Fluid-dynamic feed-back in shear layer oscillation below a submerged sluice gate

Abstract

The phenomenon of fluid-dynamic feed-back, which leads to organised periodic vortex shedding and oscillation of the free shear layer below a submerged sluice gate, is investigated. The feedback mechanism occurs through the impingement of the vortices onto a second parallel sluice gate installed at some distance downstream. The pressure fluctuations at the point of impingement are fed back upstream along the shear layer to the sensitive region of flow separation near the lip of the sluice gate. This amplifies the instability and enhances the vortex formation at the source of instability. The process of vortex impingement, upstream propagation of the disturbances, and the incitement of the velocity field at the vortex source, eventually lead to organised periodic oscillation of the shear layer and the accompanying vortex formation process.

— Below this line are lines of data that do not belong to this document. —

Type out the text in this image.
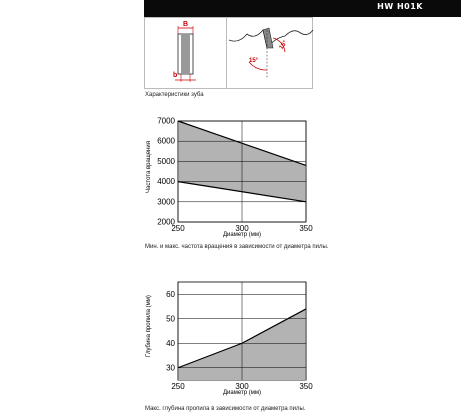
HW H01K
B
b
15°
15°
Характеристики зуба
2000
3000
4000
5000
6000
7000
250	300	350
Частота вращения
Диаметр (мм)
Мин. и макс. частота вращения в зависимости от диаметра пилы.
30
40
50
60
250	300	350
Глубина пропила (мм)
Диаметр (мм)
Макс. глубина пропила в зависимости от диаметра пилы.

Over the present tests ranges of 30 <Lc /θO < 170, and 2,000 < Re θ < 10,000, fluid-dynamic feedback was observed to occur within a Strouhal number range of 0.005 < S θ < 0.025, where Re θ and S θ are the Reynolds and Strouhal numbers defined in terms of the initial momentum layer θo, and L c the impingement length. The present results agree well with those of previous studies, as well as that predicted from linear stability analysis.